Das Protein wurde nicht von nicht-infizierten Zellen oder Zellen,
die mit parentalem NYVAC Virus infiziert wurden, immunpräzipitiert.
-
Beispiel 9 – CO-INSERTION
VON MURINEM IFNγ UND
MURINEM B7 IN ALVAC
-
Co-Insertion von murinem
IFNγ und
murinem B7 in ALVAC.
-
Rekombination
wurde zwischen Donorplasmid pLF4 (Beispiel 28) und Rettungsvirus
vCP271 (Beispiel 20) erreicht. Rekombinantes Virus wurde plaqueaufgereinigt.
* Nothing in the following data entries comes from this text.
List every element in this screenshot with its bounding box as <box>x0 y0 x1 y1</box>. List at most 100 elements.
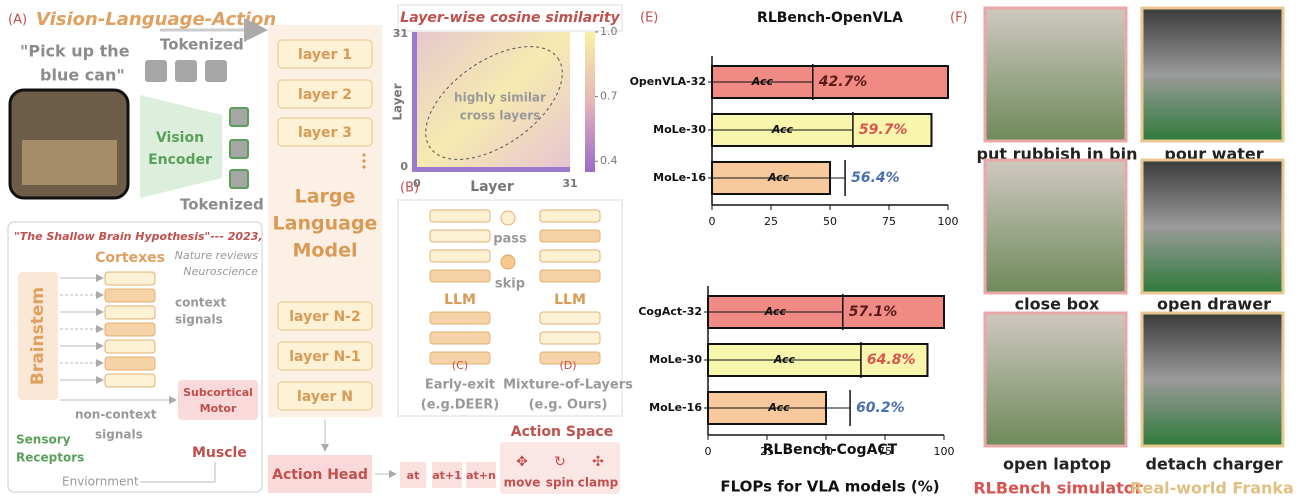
encoder-shape <box>140 95 222 198</box>
action-head: Action Head <box>272 467 368 483</box>
colorbar <box>585 32 595 172</box>
non-context: non-context <box>75 408 157 422</box>
llm-label: LLM <box>444 292 476 308</box>
subcortical: Motor <box>200 402 237 415</box>
y-label: Layer <box>391 83 405 120</box>
layer-box <box>540 332 600 344</box>
context-signals: signals <box>175 313 223 327</box>
heatmap-edge <box>412 32 417 172</box>
quote: "The Shallow Brain Hypothesis"--- 2023, <box>14 230 263 243</box>
layer-box <box>430 230 490 242</box>
accuracy-label: 60.2% <box>856 400 905 416</box>
cortex-box <box>105 272 155 285</box>
cortexes: Cortexes <box>95 250 165 266</box>
action-label: move <box>504 476 541 490</box>
source: Nature reviews <box>175 249 259 262</box>
token <box>175 60 197 82</box>
layer-box <box>430 250 490 262</box>
d-desc: (e.g. Ours) <box>529 398 608 413</box>
colorbar-label: 1.0 <box>600 25 618 38</box>
panel-label: (A) <box>8 13 27 28</box>
dot <box>362 165 365 168</box>
environment: Enviornment <box>62 475 139 489</box>
action-icon: ✣ <box>592 454 604 470</box>
cortex-box <box>105 323 155 336</box>
subcortical: Subcortical <box>183 386 253 399</box>
layer-label: layer 2 <box>298 87 352 103</box>
token <box>230 140 248 158</box>
task-photo <box>985 160 1126 293</box>
layer-label: layer N <box>297 389 353 405</box>
layer-box <box>430 312 490 324</box>
scene-image <box>22 140 117 185</box>
encoder-label: Encoder <box>148 152 212 168</box>
panel-title: Vision-Language-Action <box>36 9 276 30</box>
category-label: CogAct-32 <box>638 305 702 318</box>
token <box>230 170 248 188</box>
cortex-box <box>105 357 155 370</box>
x-tick-label: 100 <box>938 215 959 228</box>
heatmap-title: Layer-wise cosine similarity <box>400 10 620 26</box>
skip-icon <box>501 255 515 269</box>
layer-label: layer 3 <box>298 125 352 141</box>
context-signals: context <box>175 296 227 310</box>
encoder-label: Vision <box>156 130 204 146</box>
layer-box <box>540 250 600 262</box>
acc-text: Acc <box>771 123 794 136</box>
figure: (A) Vision-Language-Action "Pick up the … <box>0 0 1299 498</box>
action-icon: ↻ <box>554 454 566 470</box>
x-tick-label: 0 <box>709 215 716 228</box>
instruction: blue can" <box>40 66 125 85</box>
action-label: clamp <box>578 476 619 490</box>
d-desc: Mixture-of-Layers <box>503 378 633 393</box>
brainstem: Brainstem <box>28 287 48 385</box>
panel-label: (E) <box>640 11 658 26</box>
dot <box>362 159 365 162</box>
layer-box <box>540 312 600 324</box>
llm-name: Language <box>273 213 378 235</box>
acc-text: Acc <box>767 401 790 414</box>
x-tick-label: 0 <box>705 445 712 458</box>
c-label: (C) <box>452 359 468 372</box>
action-space-title: Action Space <box>511 424 613 440</box>
x-tick-label: 50 <box>819 445 833 458</box>
x-tick-label: 75 <box>878 445 892 458</box>
x-axis-label: FLOPs for VLA models (%) <box>720 478 939 496</box>
panel-label: (F) <box>950 11 968 26</box>
task-photo <box>985 313 1126 446</box>
llm-label: LLM <box>554 292 586 308</box>
y-tick-label: 0 <box>400 160 408 173</box>
x-tick-label: 25 <box>760 445 774 458</box>
panel-label: (B) <box>400 181 419 196</box>
x-label: Layer <box>470 179 514 195</box>
x-tick-label: 50 <box>823 215 837 228</box>
category-label: MoLe-16 <box>653 171 706 184</box>
category-label: OpenVLA-32 <box>630 75 706 88</box>
instruction: "Pick up the <box>20 42 130 61</box>
task-caption: detach charger <box>1146 455 1283 474</box>
task-caption: close box <box>1015 295 1100 314</box>
accuracy-label: 64.8% <box>867 352 916 368</box>
tokenized-label: Tokenized <box>180 196 264 214</box>
c-desc: (e.g.DEER) <box>421 398 499 413</box>
action-icon: ✥ <box>516 454 528 470</box>
task-photo <box>1142 8 1283 141</box>
acc-text: Acc <box>764 305 787 318</box>
x-tick-label: 100 <box>934 445 955 458</box>
acc-text: Acc <box>767 171 790 184</box>
receptors: Sensory <box>16 433 71 447</box>
layer-box <box>430 210 490 222</box>
x-tick-label: 75 <box>882 215 896 228</box>
token-label: at+1 <box>432 469 462 482</box>
real-label: Real-world Franka <box>1130 479 1294 498</box>
annotation: cross layers <box>460 109 541 123</box>
llm-name: Model <box>293 240 358 262</box>
heatmap-edge <box>412 167 570 172</box>
accuracy-label: 42.7% <box>818 74 868 90</box>
token <box>145 60 167 82</box>
token-label: at+n <box>466 469 496 482</box>
accuracy-label: 59.7% <box>859 122 908 138</box>
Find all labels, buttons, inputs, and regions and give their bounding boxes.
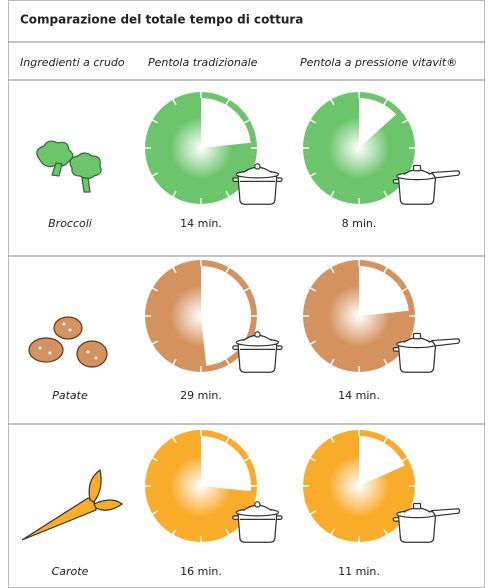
ingredient-name: Broccoli — [48, 217, 92, 230]
time-wedge — [201, 98, 251, 148]
clock-tick — [401, 287, 408, 292]
title: Comparazione del totale tempo di cottura — [20, 13, 303, 27]
clock-tick — [310, 172, 317, 177]
clock-tick — [225, 358, 230, 365]
clock-tick — [383, 267, 388, 274]
clock-tick — [152, 172, 159, 177]
clock-tick — [172, 358, 177, 365]
clock-tick — [383, 99, 388, 106]
time-wedge — [201, 436, 251, 492]
time-label: 14 min. — [338, 389, 380, 402]
clock-tick — [172, 437, 177, 444]
clock-tick — [330, 190, 335, 197]
clock-tick — [330, 358, 335, 365]
clock-tick — [243, 457, 250, 462]
column-header: Ingredienti a crudo — [20, 56, 125, 69]
ingredient-name: Carote — [52, 565, 89, 578]
clock-tick — [383, 190, 388, 197]
clock-tick — [152, 340, 159, 345]
clock-tick — [243, 119, 250, 124]
clock-tick — [310, 510, 317, 515]
time-wedge — [359, 436, 405, 486]
column-header: Pentola a pressione vitavit® — [300, 56, 457, 69]
carrot-icon — [21, 468, 123, 541]
clock-tick — [152, 287, 159, 292]
clock-tick — [225, 437, 230, 444]
clock-tick — [225, 190, 230, 197]
clock-tick — [172, 528, 177, 535]
time-label: 16 min. — [180, 565, 222, 578]
clock-tick — [401, 457, 408, 462]
time-wedge — [359, 266, 409, 316]
clock-tick — [401, 119, 408, 124]
time-wedge — [359, 98, 397, 148]
clock-tick — [383, 437, 388, 444]
time-label: 14 min. — [180, 217, 222, 230]
clock-tick — [172, 190, 177, 197]
clock-tick — [225, 267, 230, 274]
clock-tick — [225, 99, 230, 106]
clock-tick — [310, 119, 317, 124]
clock-tick — [310, 287, 317, 292]
time-label: 8 min. — [342, 217, 377, 230]
column-header: Pentola tradizionale — [148, 56, 258, 69]
clock-tick — [152, 457, 159, 462]
clock-tick — [152, 119, 159, 124]
clock-tick — [330, 528, 335, 535]
clock-tick — [330, 437, 335, 444]
potatoes-icon — [28, 316, 108, 368]
clock-tick — [383, 358, 388, 365]
time-label: 29 min. — [180, 389, 222, 402]
ingredient-name: Patate — [52, 389, 88, 402]
clock-tick — [172, 267, 177, 274]
clock-tick — [330, 267, 335, 274]
clock-tick — [383, 528, 388, 535]
clock-tick — [172, 99, 177, 106]
broccoli-icon — [36, 140, 102, 193]
clock-tick — [330, 99, 335, 106]
clock-tick — [310, 457, 317, 462]
clock-tick — [225, 528, 230, 535]
clock-tick — [152, 510, 159, 515]
time-label: 11 min. — [338, 565, 380, 578]
clock-tick — [243, 287, 250, 292]
clock-tick — [310, 340, 317, 345]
Das resultierende ALVAC-basierende rekombinante Virus (ALVAC + IFNγ + B7) enthält das Vaccinia-I3L-gesteuerte
murine IFNγ-Gen
im C3-Lokus und das Vaccinia-H6-geförderte murine
B7-Gen im C6-Lokus.
-
Bezugsbeispiel 21 – INSERTION
VON WILDTYP- UND MUTANTEN FORMEN VON MURINEM P53 IN ALVAC
-
Es
wurde gefunden, dass das Gen für
das nucleäre
Phosphoprotein p53 das Gen ist, das am häufigsten in einer breiten Vielfalt
von menschlichen Tumoren mutiert ist (Literaturübersicht in Hollstein et al.,
1991). NYVAC- und ALVAC-basierendes
rekombinantes p53-Virus ist in Beispiel 15 beschrieben.
-
Insertion von murinem
Wildtyp-p53 in ALVAC.
-
Plasmid
p11-4, das das murine Wildtyp-p53 enthält, wurde von Arnold Levine
(Princeton University, Princeton, New Jersey) erhalten. Die p53-Sequenz
ist in Pennica et al., (1984) beschrieben. Das murine Wildtyp-p53-Gen
wurde unter die Kontrolle des Vaccinia-H6-Promotors platziert, und
das nicht-codierende 3'-Ende von
p53 wurde mit PCR-abgeleiteten Fragmenten entfernt.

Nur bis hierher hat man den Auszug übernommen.